Two methods to de-identify large patient datasets greatly reduced risk of re-identification
Two de-identification methods, k-anonymization and adding a "fuzzy factor," significantly reduced the risk of re-identification of patients in a dataset of 5 million patient records from a large cervical cancer screening program in Norway.
The study is published in the Cancer Epidemiology, Biomarkers & Prevention, a journal of the American Association for Cancer Research, by Giske Ursin, MD, PhD, director of Cancer Registry of Norway, Institute of Population-based Research.
"Researchers typically get access to de-identified data, that is, data without any personal identifying information, such as names, addresses, and Social Security numbers. However, this may not be sufficient to protect the privacy of individuals participating in a research study," said Ursin.
Patient datasets often have sensitive data, such as information about a person's health and disease diagnosis that an individual may not want to share publicly, and data custodians are responsible for safeguarding such information, Ursin added. "People who have the permission to access such datasets have to abide by the laws and ethical guidelines, but there is always this concern that the data might fall into the wrong hands and be misused," she added. "As a data custodian, that's my worst mightmare."
To test the strength of their de-identification technique, Ursin and colleagues used screening data containing 5,693,582 records from 911,510 women in the Norwegian Cervical Cancer Screening Program. The data included patients' dates of birth, and cervical screening dates, results, names of the labs that ran the tests, subsequent cancer diagnoses, if any, and date of death, if deceased.
The researchers used a tool called ARX to evaluate the risk of re-identification by approaching the dataset using a "prosecutor scenario," in which the tool assumes the attacker knows that some data about an individual are in the dataset. An attack is considered successful if a large portion of individuals in the dataset could be re-identified by someone who had access to some of the information about these individuals.
The team assessed the re-identification risk in three different ways: First they used the original data to create a realistic dataset that contained all the abovementioned patient information (D1). Next, they "k-anonymized" the data by changing all the dates in the records to the 15th of the month (D2). Third, they fuzzied the data by adding a random factor between -4 to +4 months (except zero) to each month in the dataset (D3).
By adding a fuzzy factor to each patient's records, the months of birth, screening, and other events are changed; however, the intervals between the procedures and the sequence of the procedures are retained, which ensures that the dataset is still usable for research purposes.
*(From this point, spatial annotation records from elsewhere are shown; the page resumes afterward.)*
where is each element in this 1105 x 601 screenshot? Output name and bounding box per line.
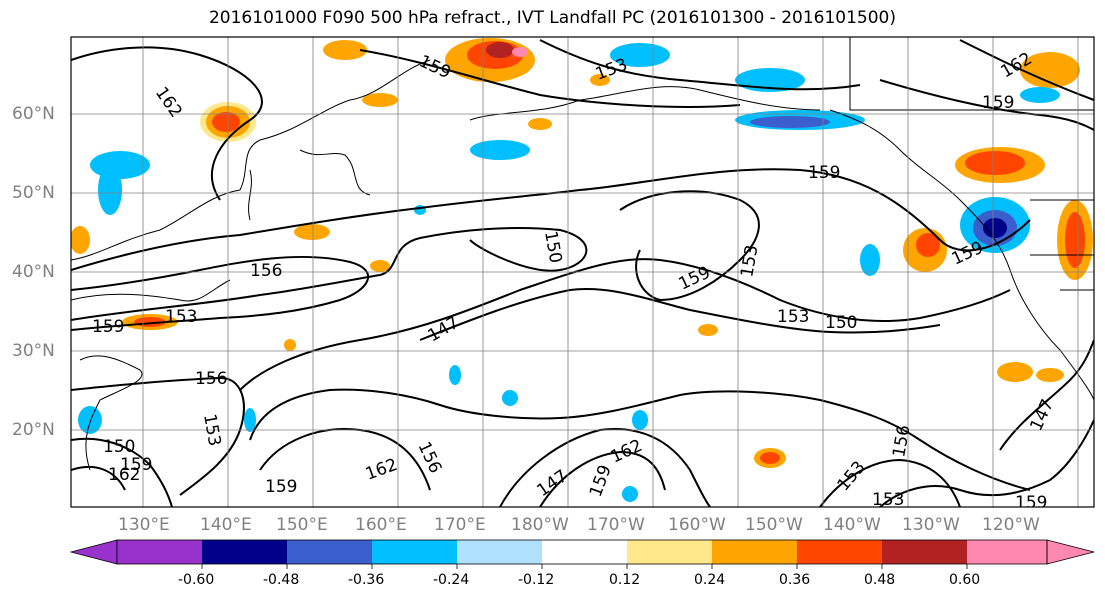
colorbar	[69, 539, 1095, 569]
contour-label: 159	[265, 477, 297, 497]
colorbar-segment	[967, 540, 1047, 564]
colorbar-segment	[542, 540, 627, 564]
colorbar-extend-left	[69, 539, 118, 565]
colorbar-segment	[627, 540, 712, 564]
colorbar-tick-label: -0.48	[263, 572, 300, 588]
colorbar-segment	[712, 540, 797, 564]
lon-label: 150°E	[276, 515, 328, 535]
lat-label: 40°N	[12, 262, 55, 282]
colorbar-extend-right	[1046, 539, 1095, 565]
contour-label: 150	[103, 437, 135, 457]
coastlines	[71, 37, 1094, 471]
lon-label: 130°E	[118, 515, 170, 535]
map-frame	[70, 36, 1095, 508]
colorbar-tick-label: 0.24	[694, 572, 726, 588]
colorbar-tick-label: 0.36	[779, 572, 811, 588]
colorbar-tick-label: -0.12	[518, 572, 555, 588]
lon-label: 140°E	[200, 515, 252, 535]
lon-label: 170°W	[587, 515, 645, 535]
colorbar-segment	[287, 540, 372, 564]
colorbar-segment	[372, 540, 457, 564]
lon-label: 120°W	[982, 515, 1040, 535]
lat-label: 60°N	[12, 104, 55, 124]
colorbar-tick-label: -0.36	[348, 572, 385, 588]
lon-label: 150°W	[745, 515, 803, 535]
lat-label: 20°N	[12, 420, 55, 440]
contour-label: 156	[195, 369, 227, 389]
colorbar-tick-label: -0.60	[178, 572, 215, 588]
contour-label: 159	[982, 93, 1014, 113]
colorbar-tick-label: 0.60	[949, 572, 981, 588]
lon-label: 170°E	[434, 515, 486, 535]
colorbar-segment	[882, 540, 967, 564]
contour-label: 153	[777, 307, 809, 327]
contour-label: 159	[120, 455, 152, 475]
map-panel: 162 159 153 162 159 159 159 156 150 159 …	[71, 37, 1094, 513]
lon-label: 160°E	[355, 515, 407, 535]
colorbar-tick-label: 0.12	[609, 572, 641, 588]
lat-label: 30°N	[12, 341, 55, 361]
contour-label: 162	[108, 465, 140, 485]
contour-label: 156	[250, 261, 282, 281]
colorbar-segment	[117, 540, 202, 564]
lon-label: 160°W	[668, 515, 726, 535]
refractivity-contours	[71, 39, 1094, 507]
gridlines	[71, 37, 1094, 507]
contour-labels: 162 159 153 162 159 159 159 156 150 159 …	[92, 49, 1058, 513]
contour-label: 159	[1015, 493, 1047, 513]
colorbar-segment	[202, 540, 287, 564]
colorbar-segment	[457, 540, 542, 564]
lat-label: 50°N	[12, 183, 55, 203]
contour-label: 153	[165, 307, 197, 327]
map-title: 2016101000 F090 500 hPa refract., IVT La…	[208, 8, 896, 28]
contour-label: 159	[808, 163, 840, 183]
lon-label: 130°W	[902, 515, 960, 535]
lon-label: 180°W	[511, 515, 569, 535]
contour-label: 150	[825, 313, 857, 333]
lon-label: 140°W	[823, 515, 881, 535]
colorbar-tick-label: -0.24	[433, 572, 470, 588]
colorbar-tick-label: 0.48	[864, 572, 896, 588]
contour-label: 159	[92, 317, 124, 337]
colorbar-segment	[797, 540, 882, 564]
contour-label: 153	[872, 490, 904, 510]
"We found that changing the dates using the standard procedure of k-anonymization drastically reduced the chances of re-identifiying most individuals in the dataset," Ursin noted.
In D1, the average risk of a prosecutor identifying a person was 97.1 percent. More than 94 percent of the patient records were unique, and therefore those patients ran the risk of being re-identified. In D2, the average risk of a prosecutor identifying a person dropped to 9.7 percent; however, 6 percent of the records were still unique and ran the risk of being re-identified. Adding a fuzzy factor, in D3, did not lower the risk of re-identification further: The average risk of a prosecutor identifying a person was 9.8 percent, and 6 percent of the records ran the risk of being re-identified.
This meant that there were as many unique records in D3 as in D2. However, scrambling the months of all records in a dataset by adding a fuzzy factor makes it more difficult for a prosecutor to link a record from this dataset to the records in other datasets and re-identify an individual, Ursin explained.
"Every time a research group requests permission to access a dataset, data custodians should ask the question, 'What information do they really need and what are the details that are not required to answer their research question,' and make every effort to collapse and fuzzy the data to ensure protection of patients' privacy," Ursin said.
Patient data are in general very well safeguarded and re-identification is not yet a major threat, Ursin added. "However, given the recent trend in sharing data and combining datasets for big-data analyses—which is a good development—there is always a chance of information falling into the hands of someone with malicious intent. Data custodians are, therefore, rightly concerned about potential future challenges and continue to test preventive measures."
According to Ursin, the main limitation of the study is that the approaches to anonymize data in this study are specific to the dataset used; such approaches are unique for each dataset and should be designed based on the nature of the data.
Ursin declares no conflicts of interest.